И уже по-другому поет земля, в два голоса, в две силы. Афоню бы поставить подголоском — литовки нету. Афоня с Ульяной по холодку уже обежали ближние перелески, худо-бедно, а на жареху добыли, пусть не первоклассный, но гриб, еда.

А как ободняет, Кузьма понюхал, пощупал «кошенину» — шумит. Тут уж все на гребь. Трое с граблями, Кузьма с вилами, поторапливаться, пошевеливаться, Афоня гребет сено в вал, а сам нет-нет да и на солнце поглядывает: замельтешит солнце — купаться. Тогда и сено голос потеряет, обвянет, липнет к граблям.
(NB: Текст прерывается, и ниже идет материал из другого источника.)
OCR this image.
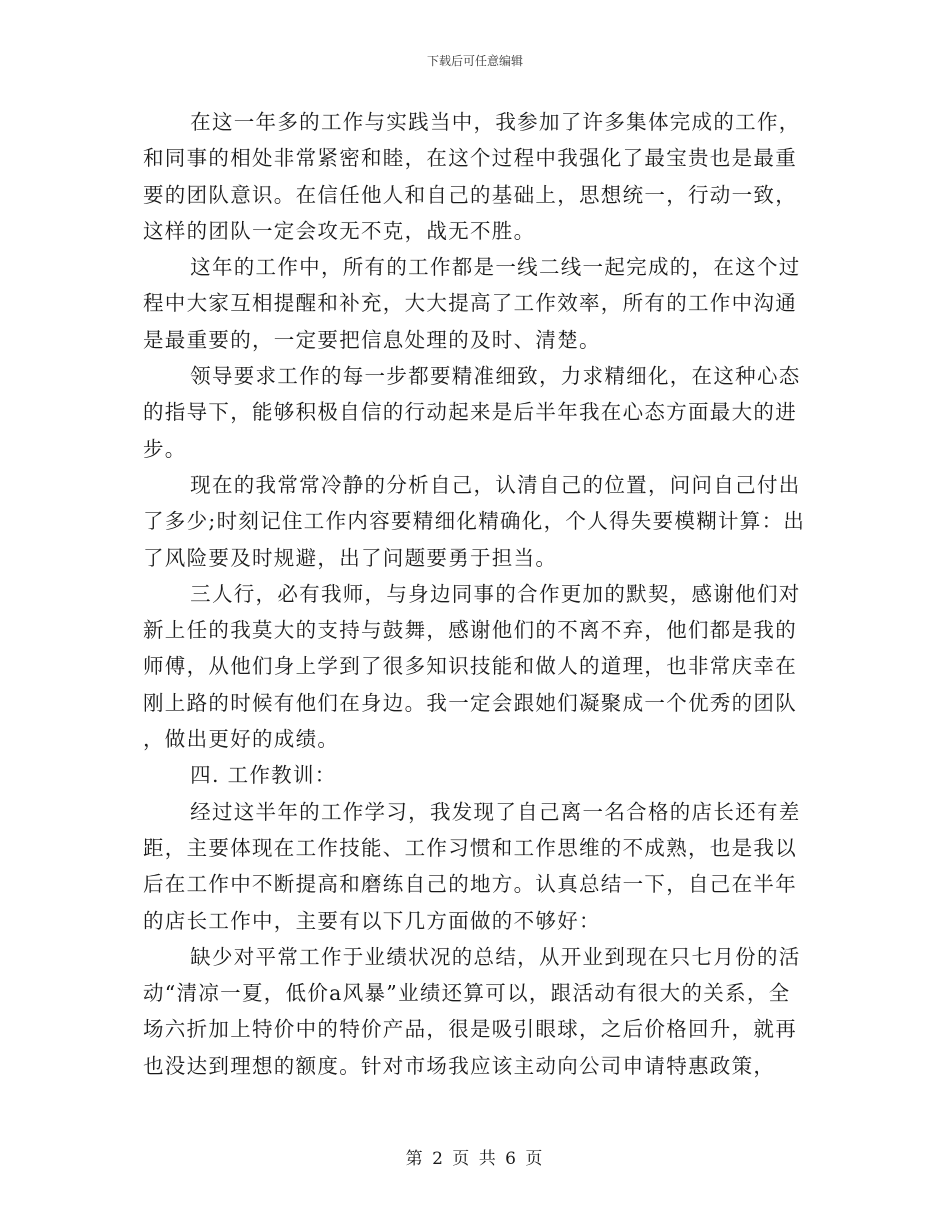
下载后可任意编辑

在这一年多的工作与实践当中，我参加了许多集体完成的工作，和同事的相处非常紧密和睦，在这个过程中我强化了最宝贵也是最重要的团队意识。在信任他人和自己的基础上，思想统一，行动一致，这样的团队一定会攻无不克，战无不胜。

这年的工作中，所有的工作都是一线二线一起完成的，在这个过程中大家互相提醒和补充，大大提高了工作效率，所有的工作中沟通是最重要的，一定要把信息处理的及时、清楚。

领导要求工作的每一步都要精准细致，力求精细化，在这种心态的指导下，能够积极自信的行动起来是后半年我在心态方面最大的进步。

现在的我常常冷静的分析自己，认清自己的位置，问问自己付出了多少;时刻记住工作内容要精细化精确化，个人得失要模糊计算：出了风险要及时规避，出了问题要勇于担当。

三人行，必有我师，与身边同事的合作更加的默契，感谢他们对新上任的我莫大的支持与鼓舞，感谢他们的不离不弃，他们都是我的师傅，从他们身上学到了很多知识技能和做人的道理，也非常庆幸在刚上路的时候有他们在身边。我一定会跟她们凝聚成一个优秀的团队，做出更好的成绩。

四. 工作教训：

经过这半年的工作学习，我发现了自己离一名合格的店长还有差距，主要体现在工作技能、工作习惯和工作思维的不成熟，也是我以后在工作中不断提高和磨练自己的地方。认真总结一下，自己在半年的店长工作中，主要有以下几方面做的不够好：

缺少对平常工作于业绩状况的总结，从开业到现在只七月份的活动“清凉一夏，低价a风暴”业绩还算可以，跟活动有很大的关系，全场六折加上特价中的特价产品，很是吸引眼球，之后价格回升，就再也没达到理想的额度。针对市场我应该主动向公司申请特惠政策，

第 2 页 共 6 页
Ничто так не остужает, не бодрит, как ангарская вода. После остуды и работа по-другому — в козырь идет, хоть косить, хоть зароды метать. Афоня на Арине копны подвозит. Нешуточное дело — управлять лошадью, когда ее донимает мошка, сечет паут. Трудно и удержать кобылу на месте. Пока Аверьян заправит под копну веревку, Афоня старается березовым веничком смахнуть с Арины паутов, но и самого жарит гнус… Потом уж Кузьма вершит стог, Арина перекусывает, а Афоня бежит на речку окунуться раз-другой.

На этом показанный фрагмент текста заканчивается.